Weight changes occur as market volumes change and time to expiration decreases and as new census data is released for population weighted categories. New markets are added or removed as they are opened for trading. Category weight shifts are triggered by significant changes in market composition or extraordinary political events requiring Index Committee review.

7.2 Market Disruptions

The index maintains real-time accuracy by updating continuously throughout trading hours, with market price changes reflected within a maximum five-minute delay.
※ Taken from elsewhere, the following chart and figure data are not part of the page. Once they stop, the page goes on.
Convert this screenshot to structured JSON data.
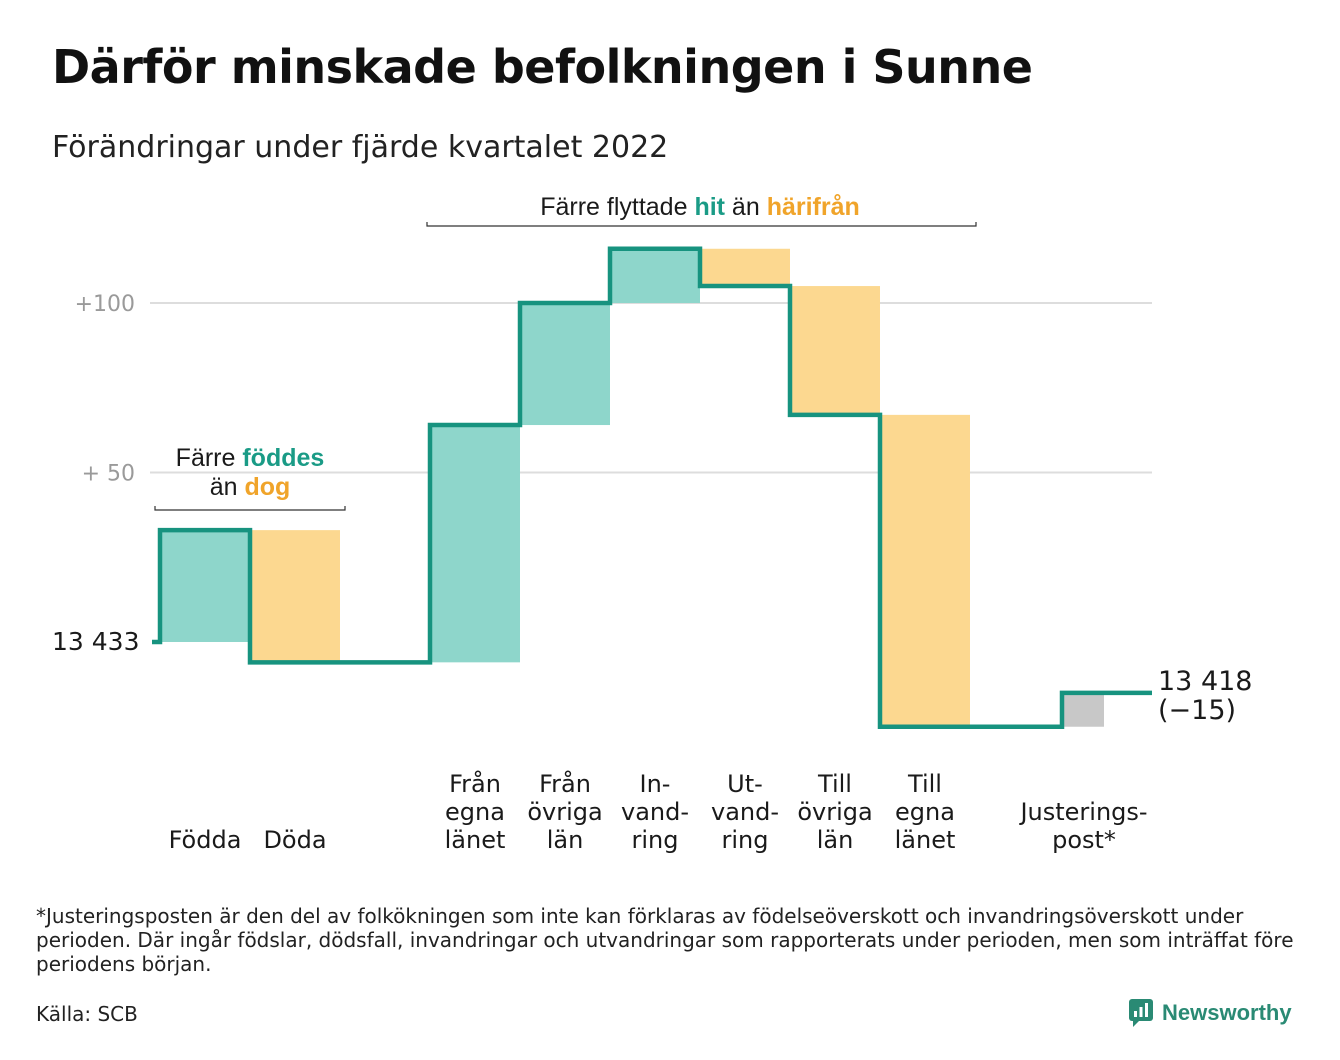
{
  "title": "Därför minskade befolkningen i Sunne",
  "subtitle": "Förändringar under fjärde kvartalet 2022",
  "colors": {
    "increase": "#8ED6CB",
    "decrease": "#FCD890",
    "adjustment": "#C8C8C8",
    "line": "#17937F",
    "teal_text": "#1A9B86",
    "orange_text": "#F0A42A",
    "grid": "#dddddd",
    "tick_text": "#9a9a9a"
  },
  "chart_data": {
    "type": "waterfall",
    "start_value": 13433,
    "start_label": "13 433",
    "end_value": 13418,
    "end_label": "13 418",
    "end_change_label": "(−15)",
    "y_ticks": [
      {
        "value": 13483,
        "label": "+ 50"
      },
      {
        "value": 13533,
        "label": "+100"
      }
    ],
    "ylim": [
      13405,
      13555
    ],
    "bars": [
      {
        "category": [
          "Födda"
        ],
        "value": 33,
        "kind": "increase"
      },
      {
        "category": [
          "Döda"
        ],
        "value": -39,
        "kind": "decrease"
      },
      {
        "category": [
          "Från",
          "egna",
          "länet"
        ],
        "value": 70,
        "kind": "increase"
      },
      {
        "category": [
          "Från",
          "övriga",
          "län"
        ],
        "value": 36,
        "kind": "increase"
      },
      {
        "category": [
          "In-",
          "vand-",
          "ring"
        ],
        "value": 16,
        "kind": "increase"
      },
      {
        "category": [
          "Ut-",
          "vand-",
          "ring"
        ],
        "value": -11,
        "kind": "decrease"
      },
      {
        "category": [
          "Till",
          "övriga",
          "län"
        ],
        "value": -38,
        "kind": "decrease"
      },
      {
        "category": [
          "Till",
          "egna",
          "länet"
        ],
        "value": -92,
        "kind": "decrease"
      },
      {
        "category": [
          "Justerings-",
          "post*"
        ],
        "value": 10,
        "kind": "adjustment"
      }
    ],
    "annotations": [
      {
        "parts": [
          {
            "text": "Färre ",
            "style": "plain"
          },
          {
            "text": "föddes",
            "style": "teal"
          }
        ],
        "parts2": [
          {
            "text": "än ",
            "style": "plain"
          },
          {
            "text": "dog",
            "style": "orange"
          }
        ]
      },
      {
        "parts": [
          {
            "text": "Färre flyttade ",
            "style": "plain"
          },
          {
            "text": "hit",
            "style": "teal"
          },
          {
            "text": " än ",
            "style": "plain"
          },
          {
            "text": "härifrån",
            "style": "orange"
          }
        ]
      }
    ]
  },
  "footnote": "*Justeringsposten är den del av folkökningen som inte kan förklaras av födelseöverskott och invandringsöverskott under perioden. Där ingår födslar, dödsfall, invandringar och utvandringar som rapporterats under perioden, men som inträffat före periodens början.",
  "source": "Källa: SCB",
  "brand": {
    "name": "Newsworthy",
    "icon": "newsworthy-logo-icon"
  }
}
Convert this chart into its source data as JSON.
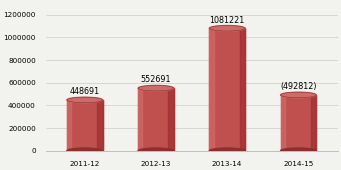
{
  "categories": [
    "2011-12",
    "2012-13",
    "2013-14",
    "2014-15"
  ],
  "values": [
    448691,
    552691,
    1081221,
    492812
  ],
  "labels": [
    "448691",
    "552691",
    "1081221",
    "(492812)"
  ],
  "bar_color_main": "#c0504d",
  "bar_color_dark": "#8b2f2f",
  "bar_color_right": "#a03030",
  "bar_color_light": "#d4736f",
  "bar_color_top": "#cc6b68",
  "ylim": [
    0,
    1300000
  ],
  "yticks": [
    0,
    200000,
    400000,
    600000,
    800000,
    1000000,
    1200000
  ],
  "background_color": "#f2f2ee",
  "grid_color": "#cccccc",
  "label_fontsize": 5.8,
  "tick_fontsize": 5.2,
  "bar_width": 0.5
}
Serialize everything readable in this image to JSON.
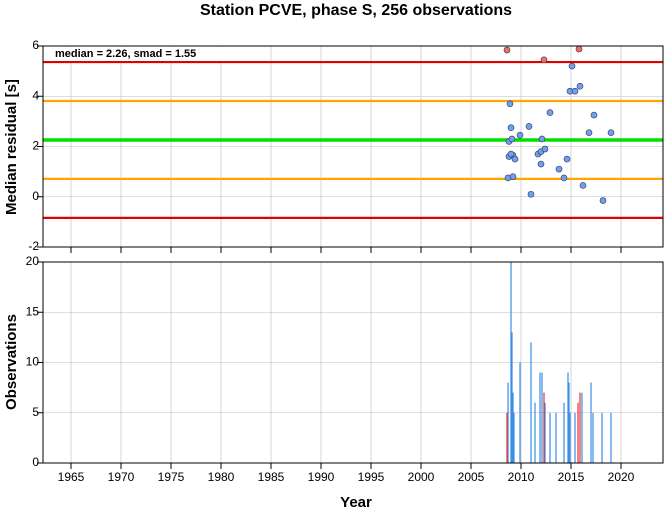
{
  "title": "Station PCVE, phase S, 256 observations",
  "chart_data": [
    {
      "type": "scatter",
      "ylabel": "Median residual [s]",
      "annotation": "median = 2.26, smad = 1.55",
      "xlim": [
        1962.2,
        2024.2
      ],
      "xticks": [
        1965,
        1970,
        1975,
        1980,
        1985,
        1990,
        1995,
        2000,
        2005,
        2010,
        2015,
        2020
      ],
      "ylim": [
        -2,
        6
      ],
      "yticks": [
        -2,
        0,
        2,
        4,
        6
      ],
      "grid": true,
      "hlines": [
        {
          "value": 2.26,
          "color": "#00e000"
        },
        {
          "value": 3.81,
          "color": "#ffa500"
        },
        {
          "value": 0.71,
          "color": "#ffa500"
        },
        {
          "value": 5.36,
          "color": "#e00000"
        },
        {
          "value": -0.84,
          "color": "#e00000"
        }
      ],
      "series": [
        {
          "color": "#6ea0f0",
          "x": [
            2008.9,
            2009.0,
            2008.8,
            2009.1,
            2008.8,
            2009.2,
            2009.4,
            2009.0,
            2008.7,
            2009.2,
            2009.9,
            2010.8,
            2011.0,
            2011.7,
            2012.0,
            2012.1,
            2012.4,
            2012.0,
            2012.9,
            2013.8,
            2014.3,
            2014.6,
            2014.9,
            2015.1,
            2015.4,
            2015.9,
            2016.2,
            2016.8,
            2017.3,
            2018.2,
            2019.0
          ],
          "values": [
            3.7,
            2.75,
            2.2,
            2.3,
            1.6,
            1.65,
            1.5,
            1.7,
            0.75,
            0.8,
            2.45,
            2.8,
            0.1,
            1.7,
            1.8,
            2.3,
            1.9,
            1.3,
            3.35,
            1.1,
            0.75,
            1.5,
            4.2,
            5.2,
            4.2,
            4.4,
            0.45,
            2.55,
            3.25,
            -0.15,
            2.55
          ]
        },
        {
          "color": "#f07060",
          "x": [
            2008.6,
            2012.3,
            2015.8
          ],
          "values": [
            5.84,
            5.45,
            5.88
          ]
        }
      ]
    },
    {
      "type": "bar",
      "ylabel": "Observations",
      "xlabel": "Year",
      "xlim": [
        1962.2,
        2024.2
      ],
      "xticks": [
        1965,
        1970,
        1975,
        1980,
        1985,
        1990,
        1995,
        2000,
        2005,
        2010,
        2015,
        2020
      ],
      "ylim": [
        0,
        20
      ],
      "yticks": [
        0,
        5,
        10,
        15,
        20
      ],
      "grid": true,
      "series": [
        {
          "color": "#3a8ee6",
          "x": [
            2008.7,
            2009.0,
            2009.1,
            2009.2,
            2009.3,
            2009.9,
            2011.0,
            2011.4,
            2011.9,
            2012.1,
            2012.4,
            2012.9,
            2013.5,
            2014.3,
            2014.7,
            2014.8,
            2014.9,
            2015.4,
            2016.1,
            2017.0,
            2017.2,
            2018.1,
            2019.0
          ],
          "values": [
            8,
            20,
            13,
            7,
            5,
            10,
            12,
            6,
            9,
            9,
            6,
            5,
            5,
            6,
            9,
            8,
            5,
            5,
            7,
            8,
            5,
            5,
            5
          ]
        },
        {
          "color": "#e83030",
          "x": [
            2008.6,
            2012.3,
            2015.7,
            2015.9
          ],
          "values": [
            5,
            7,
            6,
            7
          ]
        }
      ]
    }
  ]
}
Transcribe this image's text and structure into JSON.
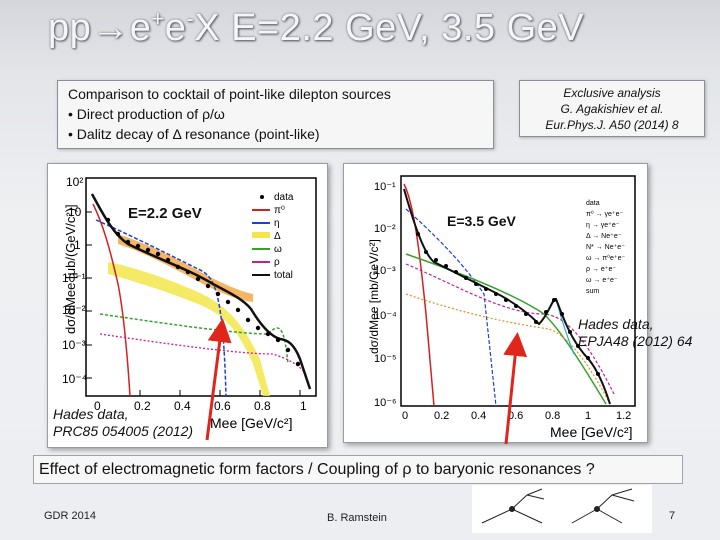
{
  "slide": {
    "title_pre": "pp",
    "title_arrow": "→",
    "title_e": "e",
    "title_plus": "+",
    "title_e2": "e",
    "title_minus": "-",
    "title_post": "X  E=2.2 GeV, 3.5 GeV"
  },
  "cocktail_box": {
    "heading": "Comparison to cocktail of point-like dilepton sources",
    "bullet1": "•  Direct production of ρ/ω",
    "bullet2": "•  Dalitz decay of Δ resonance (point-like)"
  },
  "exclusive_box": {
    "line1": "Exclusive analysis",
    "line2": "G. Agakishiev et al.",
    "line3": "Eur.Phys.J. A50 (2014) 8"
  },
  "left_plot": {
    "energy_label": "E=2.2 GeV",
    "ylabel": "dσ/dMee [μb/(GeV/c²)]",
    "xlabel": "Mee [GeV/c²]",
    "yticks": [
      "10²",
      "10",
      "1",
      "10⁻¹",
      "10⁻²",
      "10⁻³",
      "10⁻⁴"
    ],
    "xticks": [
      "0",
      "0.2",
      "0.4",
      "0.6",
      "0.8",
      "1"
    ],
    "legend": [
      "data",
      "π⁰",
      "η",
      "Δ",
      "ω",
      "ρ",
      "total"
    ]
  },
  "right_plot": {
    "energy_label": "E=3.5 GeV",
    "ylabel": "dσ/dMee [mb/GeV/c²]",
    "xlabel": "Mee [GeV/c²]",
    "yticks": [
      "10⁻¹",
      "10⁻²",
      "10⁻³",
      "10⁻⁴",
      "10⁻⁵",
      "10⁻⁶"
    ],
    "xticks": [
      "0",
      "0.2",
      "0.4",
      "0.6",
      "0.8",
      "1",
      "1.2"
    ],
    "legend": [
      "data",
      "π⁰ → γe⁺e⁻",
      "η → γe⁺e⁻",
      "Δ → Ne⁺e⁻",
      "N* → Ne⁺e⁻",
      "ω → π⁰e⁺e⁻",
      "ρ → e⁺e⁻",
      "ω → e⁺e⁻",
      "sum"
    ]
  },
  "hades_left": {
    "line1": "Hades data,",
    "line2": "PRC85 054005 (2012)"
  },
  "hades_right": {
    "line1": "Hades data,",
    "line2": "EPJA48 (2012) 64"
  },
  "bottom_text": "Effect of electromagnetic form factors /  Coupling of ρ to baryonic resonances ?",
  "footer": {
    "left": "GDR 2014",
    "middle": "B. Ramstein",
    "page": "7"
  },
  "colors": {
    "accent_red": "#e0261b",
    "title_text": "#f4f5f7",
    "total_curve": "#111111"
  }
}
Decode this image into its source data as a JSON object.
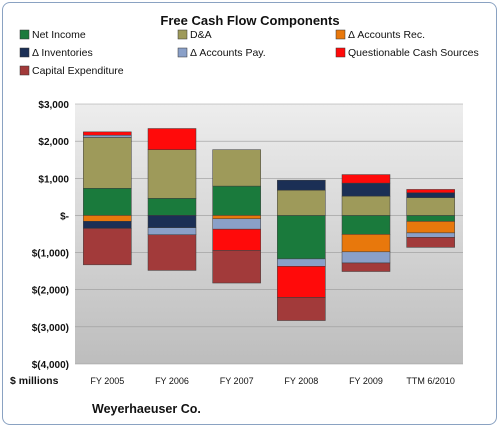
{
  "chart_data": {
    "type": "bar",
    "stacked": true,
    "title": "Free Cash Flow Components",
    "categories": [
      "FY 2005",
      "FY 2006",
      "FY 2007",
      "FY 2008",
      "FY 2009",
      "TTM 6/2010"
    ],
    "y_ticks": [
      "$3,000",
      "$2,000",
      "$1,000",
      "$-",
      "$(1,000)",
      "$(2,000)",
      "$(3,000)",
      "$(4,000)"
    ],
    "ylim": [
      -4000,
      3000
    ],
    "grid": true,
    "legend_position": "top",
    "xlabel": "$ millions",
    "footer": "Weyerhaeuser Co.",
    "series": [
      {
        "name": "Net Income",
        "color": "#1a7a3c",
        "values": [
          730,
          460,
          790,
          -1170,
          -510,
          -160
        ]
      },
      {
        "name": "D&A",
        "color": "#9e9a5a",
        "values": [
          1370,
          1310,
          980,
          680,
          520,
          480
        ]
      },
      {
        "name": "Δ Accounts Rec.",
        "color": "#e8780c",
        "values": [
          -160,
          0,
          -90,
          0,
          -470,
          -310
        ]
      },
      {
        "name": "Δ Inventories",
        "color": "#1b2f55",
        "values": [
          -190,
          -330,
          0,
          270,
          350,
          130
        ]
      },
      {
        "name": "Δ Accounts Pay.",
        "color": "#8aa0c8",
        "values": [
          60,
          -190,
          -280,
          -200,
          -300,
          -120
        ]
      },
      {
        "name": "Questionable Cash Sources",
        "color": "#ff0a0a",
        "values": [
          90,
          570,
          -570,
          -840,
          230,
          90
        ]
      },
      {
        "name": "Capital Expenditure",
        "color": "#a23a3a",
        "values": [
          -980,
          -960,
          -880,
          -620,
          -230,
          -270
        ]
      }
    ]
  }
}
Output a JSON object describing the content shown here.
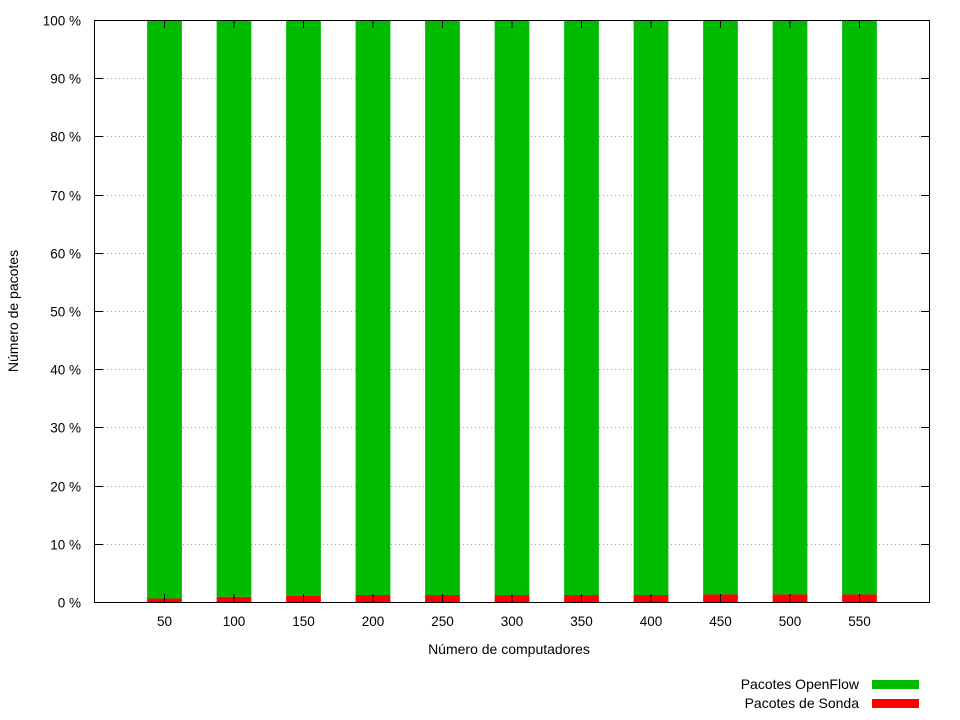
{
  "chart_data": {
    "type": "bar",
    "stacked": true,
    "xlabel": "Número de computadores",
    "ylabel": "Número de pacotes",
    "categories": [
      "50",
      "100",
      "150",
      "200",
      "250",
      "300",
      "350",
      "400",
      "450",
      "500",
      "550"
    ],
    "series": [
      {
        "name": "Pacotes de Sonda",
        "color": "#ff0000",
        "values": [
          0.6,
          0.9,
          1.1,
          1.2,
          1.2,
          1.2,
          1.2,
          1.2,
          1.3,
          1.3,
          1.3
        ]
      },
      {
        "name": "Pacotes OpenFlow",
        "color": "#00bb00",
        "values": [
          99.4,
          99.1,
          98.9,
          98.8,
          98.8,
          98.8,
          98.8,
          98.8,
          98.7,
          98.7,
          98.7
        ]
      }
    ],
    "ylim": [
      0,
      100
    ],
    "yticks": [
      0,
      10,
      20,
      30,
      40,
      50,
      60,
      70,
      80,
      90,
      100
    ],
    "ytick_suffix": " %",
    "grid": true,
    "legend": {
      "placement": "below-right",
      "entries": [
        "Pacotes OpenFlow",
        "Pacotes de Sonda"
      ]
    }
  }
}
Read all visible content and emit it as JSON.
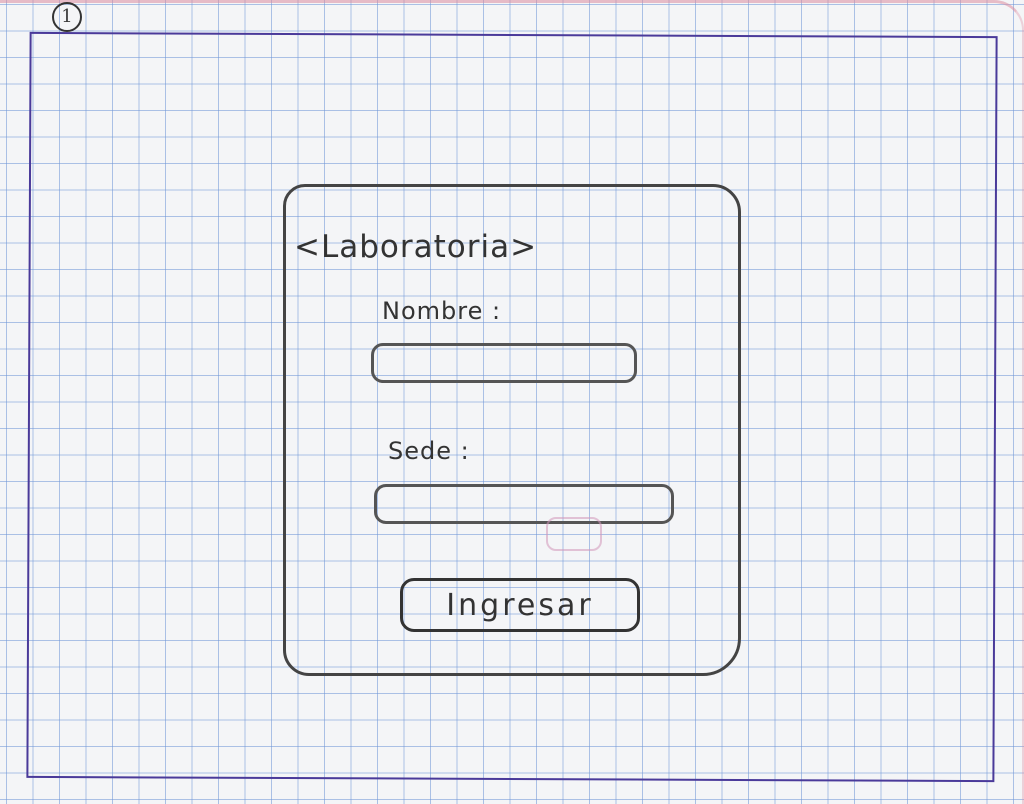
{
  "sketch": {
    "page_number": "1"
  },
  "login": {
    "brand_title": "<Laboratoria>",
    "name_label": "Nombre :",
    "name_value": "",
    "site_label": "Sede :",
    "site_value": "",
    "submit_label": "Ingresar"
  },
  "colors": {
    "grid_line": "#6e96d7",
    "frame_border": "#4a3a9a",
    "pencil": "#333333",
    "paper": "#f4f5f7"
  }
}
When Kalshi experiences technical disruptions the index will not be updated since all underlying markets are on the Kalshi platform. When the platform is back up any prices that were not reported will be updated. 

9. Governance

9.1 Index Committee

Sessions occur on an ad-hoc basis, around key election dates and listing of new markets to be included. Emergency meetings called within 48 hours for critical issues.

Full committee approval required for methodology changes affecting index calculation. Trading prohibition in UPFI-constituent markets during tenure. 

9.2 Methodology Changes

A formal written proposal including rationale, implementation plan, and impact assessment, including markets that settle to the index is required. Technical review by methodology team for feasibility evaluation. 

The rationale will be publicly posted and the methodology will be updated accordingly after a 30 day period.

10. Risk Factors and Limitations

10.1 Market Risk Factors

The UPFI relies on prediction markets whose participants may not represent the broader population demographically, potentially creating biases in probability estimates. Information asymmetries exist where some market participants may have access to non-public information, while behavioral biases such as overconfidence or partisan preferences can affect trading decisions and market accuracy. Prediction markets remain vulnerable to potential manipulation through coordinated trading efforts, and their accuracy varies significantly based on the time horizon until resolution, with longer-term markets generally exhibiting greater uncertainty.

Many politically significant contests, particularly at the state and local level, suffer from thin trading volumes that can result in inefficient price discovery and increased volatility. Wide bid-ask spreads in illiquid markets may not accurately reflect the true underlying probabilities, while limited market depth means that even moderate trading activity can cause significant price movements that may not reflect genuine changes in electoral prospects.

10.2 Methodology Limitations

Initially there are sampling limitations due to selective market coverage and limited listings around margin of victory markets. A list of market types that could be included are covered in section 3.1.

Currently markets are excluded as soon as they resolve even if the elected candidate does not start to serve a term for a few months following. During this time period there may not be the next cycle’s markets listed yet and the index can potentially be significantly underweight a given category. In the future this can be addressed by including markets until the term begins, possibly with an aggressive decay function into when the next cycle market is listed.